Aside from the aforementioned, P3 also supports the creation of a new road safety framework which will enable a new era of safe self-driving road vehicles, relating to elements such as, but not limited to: type approval, road safety contribution assessment, authorisation to self-drive, in-use regulation, overall safety of the vehicle fleet assessment, clarity of responsibility, and continuous learning. We particularly applaud the continuous learning concept, creating a flexible regulatory framework that simultaneously enables early deployment and testing of autonomous technologies at scale, while reaping the benefits of the data and learning produced by these early deployments to feed back into the authorization and approval schemes, as well as influence future waves of regulation.

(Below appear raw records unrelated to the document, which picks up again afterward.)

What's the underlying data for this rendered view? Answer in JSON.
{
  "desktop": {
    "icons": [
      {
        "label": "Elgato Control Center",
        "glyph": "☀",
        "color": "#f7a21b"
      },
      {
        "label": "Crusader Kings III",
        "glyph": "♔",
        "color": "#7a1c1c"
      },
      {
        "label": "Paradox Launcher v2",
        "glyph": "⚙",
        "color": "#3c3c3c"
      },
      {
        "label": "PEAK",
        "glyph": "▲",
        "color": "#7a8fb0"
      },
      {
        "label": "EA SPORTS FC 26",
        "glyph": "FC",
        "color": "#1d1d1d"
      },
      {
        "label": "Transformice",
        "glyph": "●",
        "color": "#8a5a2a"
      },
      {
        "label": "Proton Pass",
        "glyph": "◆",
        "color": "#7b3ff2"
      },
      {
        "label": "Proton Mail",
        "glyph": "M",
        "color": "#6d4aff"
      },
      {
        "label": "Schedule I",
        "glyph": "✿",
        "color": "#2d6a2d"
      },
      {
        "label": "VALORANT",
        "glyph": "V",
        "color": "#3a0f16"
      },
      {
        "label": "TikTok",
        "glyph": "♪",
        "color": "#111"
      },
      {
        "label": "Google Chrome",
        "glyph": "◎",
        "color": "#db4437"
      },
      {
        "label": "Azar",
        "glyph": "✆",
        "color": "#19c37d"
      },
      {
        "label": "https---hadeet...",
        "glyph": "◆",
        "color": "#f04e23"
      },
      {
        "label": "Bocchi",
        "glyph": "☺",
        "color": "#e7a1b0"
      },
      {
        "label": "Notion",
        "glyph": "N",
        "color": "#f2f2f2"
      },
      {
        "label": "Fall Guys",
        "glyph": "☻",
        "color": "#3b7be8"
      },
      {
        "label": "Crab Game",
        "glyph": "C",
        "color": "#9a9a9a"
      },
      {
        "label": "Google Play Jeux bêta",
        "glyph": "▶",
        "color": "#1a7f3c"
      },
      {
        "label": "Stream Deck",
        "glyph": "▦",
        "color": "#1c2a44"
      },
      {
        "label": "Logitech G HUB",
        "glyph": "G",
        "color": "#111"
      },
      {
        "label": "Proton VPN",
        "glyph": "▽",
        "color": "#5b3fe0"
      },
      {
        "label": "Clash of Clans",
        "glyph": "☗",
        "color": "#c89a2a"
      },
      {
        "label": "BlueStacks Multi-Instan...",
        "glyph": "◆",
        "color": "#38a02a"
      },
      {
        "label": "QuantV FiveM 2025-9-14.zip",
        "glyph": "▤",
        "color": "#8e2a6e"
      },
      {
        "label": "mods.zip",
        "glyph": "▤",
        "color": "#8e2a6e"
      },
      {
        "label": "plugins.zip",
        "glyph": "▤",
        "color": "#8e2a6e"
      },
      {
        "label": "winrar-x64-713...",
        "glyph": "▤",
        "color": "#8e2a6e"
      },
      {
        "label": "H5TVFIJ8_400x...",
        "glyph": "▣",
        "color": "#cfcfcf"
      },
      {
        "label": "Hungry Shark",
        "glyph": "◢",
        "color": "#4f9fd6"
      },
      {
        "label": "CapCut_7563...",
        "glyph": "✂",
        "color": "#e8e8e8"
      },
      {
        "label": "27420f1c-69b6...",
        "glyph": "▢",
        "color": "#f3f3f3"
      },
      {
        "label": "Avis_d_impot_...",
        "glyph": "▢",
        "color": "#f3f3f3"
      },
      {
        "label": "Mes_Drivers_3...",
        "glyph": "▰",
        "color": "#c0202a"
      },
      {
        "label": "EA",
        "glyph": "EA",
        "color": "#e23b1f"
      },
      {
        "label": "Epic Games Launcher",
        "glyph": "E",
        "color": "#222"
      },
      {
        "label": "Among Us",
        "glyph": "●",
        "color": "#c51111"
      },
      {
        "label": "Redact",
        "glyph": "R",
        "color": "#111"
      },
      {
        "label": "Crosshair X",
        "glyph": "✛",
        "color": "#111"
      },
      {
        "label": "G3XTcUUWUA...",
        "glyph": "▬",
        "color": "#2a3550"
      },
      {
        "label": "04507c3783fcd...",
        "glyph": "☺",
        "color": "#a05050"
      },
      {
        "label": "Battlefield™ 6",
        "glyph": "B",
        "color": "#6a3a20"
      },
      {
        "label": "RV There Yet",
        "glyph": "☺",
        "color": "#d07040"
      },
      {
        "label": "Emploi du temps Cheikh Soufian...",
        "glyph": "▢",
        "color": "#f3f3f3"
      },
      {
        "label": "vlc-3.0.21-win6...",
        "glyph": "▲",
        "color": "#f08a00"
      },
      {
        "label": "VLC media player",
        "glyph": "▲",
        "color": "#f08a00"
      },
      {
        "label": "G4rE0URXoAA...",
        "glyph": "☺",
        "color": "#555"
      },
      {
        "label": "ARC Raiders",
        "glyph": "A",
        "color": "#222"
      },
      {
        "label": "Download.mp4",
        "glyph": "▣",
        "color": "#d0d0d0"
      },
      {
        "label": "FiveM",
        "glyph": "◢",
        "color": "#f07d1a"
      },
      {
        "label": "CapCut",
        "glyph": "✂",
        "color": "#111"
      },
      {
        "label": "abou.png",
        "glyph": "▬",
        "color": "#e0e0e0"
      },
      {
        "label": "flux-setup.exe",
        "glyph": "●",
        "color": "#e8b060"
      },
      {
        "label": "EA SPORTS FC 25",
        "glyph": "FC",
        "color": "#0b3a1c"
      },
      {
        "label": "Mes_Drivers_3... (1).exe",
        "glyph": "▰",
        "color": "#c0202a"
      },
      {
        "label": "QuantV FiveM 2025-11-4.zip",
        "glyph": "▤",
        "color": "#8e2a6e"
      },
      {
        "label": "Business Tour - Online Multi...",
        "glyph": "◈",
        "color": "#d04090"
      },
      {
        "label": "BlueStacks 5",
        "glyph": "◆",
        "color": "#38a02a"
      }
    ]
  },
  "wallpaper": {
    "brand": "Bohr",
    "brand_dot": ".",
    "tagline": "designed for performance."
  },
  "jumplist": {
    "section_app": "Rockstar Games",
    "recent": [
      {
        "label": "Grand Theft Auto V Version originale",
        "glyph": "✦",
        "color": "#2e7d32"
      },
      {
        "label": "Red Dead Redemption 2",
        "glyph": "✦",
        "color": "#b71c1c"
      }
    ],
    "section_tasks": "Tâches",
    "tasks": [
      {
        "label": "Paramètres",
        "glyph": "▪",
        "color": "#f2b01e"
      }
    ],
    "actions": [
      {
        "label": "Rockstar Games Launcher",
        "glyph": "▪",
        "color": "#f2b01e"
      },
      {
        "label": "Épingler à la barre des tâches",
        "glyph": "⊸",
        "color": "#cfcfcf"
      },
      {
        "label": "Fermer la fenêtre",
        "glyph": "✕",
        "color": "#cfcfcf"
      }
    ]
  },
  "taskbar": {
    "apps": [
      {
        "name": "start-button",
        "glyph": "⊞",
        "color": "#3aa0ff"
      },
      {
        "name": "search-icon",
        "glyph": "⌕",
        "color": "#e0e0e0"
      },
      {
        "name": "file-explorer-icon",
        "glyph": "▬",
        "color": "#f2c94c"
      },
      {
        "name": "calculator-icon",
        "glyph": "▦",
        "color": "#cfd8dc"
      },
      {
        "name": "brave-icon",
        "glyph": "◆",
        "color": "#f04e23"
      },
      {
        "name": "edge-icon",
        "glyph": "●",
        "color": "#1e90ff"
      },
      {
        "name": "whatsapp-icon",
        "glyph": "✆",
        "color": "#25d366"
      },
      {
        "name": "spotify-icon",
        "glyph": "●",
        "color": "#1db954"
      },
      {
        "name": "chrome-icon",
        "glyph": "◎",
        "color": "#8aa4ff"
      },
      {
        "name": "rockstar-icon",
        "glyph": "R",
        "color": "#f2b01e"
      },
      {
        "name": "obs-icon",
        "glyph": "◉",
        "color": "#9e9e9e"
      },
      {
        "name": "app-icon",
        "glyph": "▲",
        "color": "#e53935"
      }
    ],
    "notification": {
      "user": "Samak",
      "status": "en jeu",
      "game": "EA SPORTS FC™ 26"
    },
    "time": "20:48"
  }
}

Potential effects on patterns of car ownership, vehicle taxation and decarbonization in the car market
In addition to the benefits of an autonomous Mobility-as-a-Service platform which connects shared vehicles with public transport described above, another potential output of the Project will be the development a of a tailored transport model for each city to optimize routes and deployment opportunities of the services, building on the work already done to confirm key factors such as the minimum number of vehicles necessary to service the market. As the owner and operator of the service, P3 will have control over the number of vehicles being deployed and will use the project’s output to avoid excess vehicles entering the transport network. The study will also help to understand the social implications of the service’s deployment and allow P3 to develop relevant offerings for people who may otherwise struggle to use public transport options.
The transport model will allow both P3 and local authorities to understand the integration of the P3 operations with the existing transport infrastructure in UK cities and ensure a more successful, less disruptive, deployment of the service. This will facilitate a more targeted service offering and an increased expected revenue from the service.
The transport model generated will provide reliable data and improvements on several areas key to the MaaS market, allowing public transport to provide a more efficient and cost-effective service. This will enhance residents' access to socio-economic activities and improve quality of life, especially among groups with barriers to access such as disabled people. Stakeholder workshops will improve understanding of the needs of passengers facing such difficulties, with the aim to design specialized services. These services will align with the Taxis and Private Hire Vehicles (Disabled Persons) Bill by providing additional capacity rather than imposing burdens on existing taxis and PHVs that don't have the capability to respond to the changes.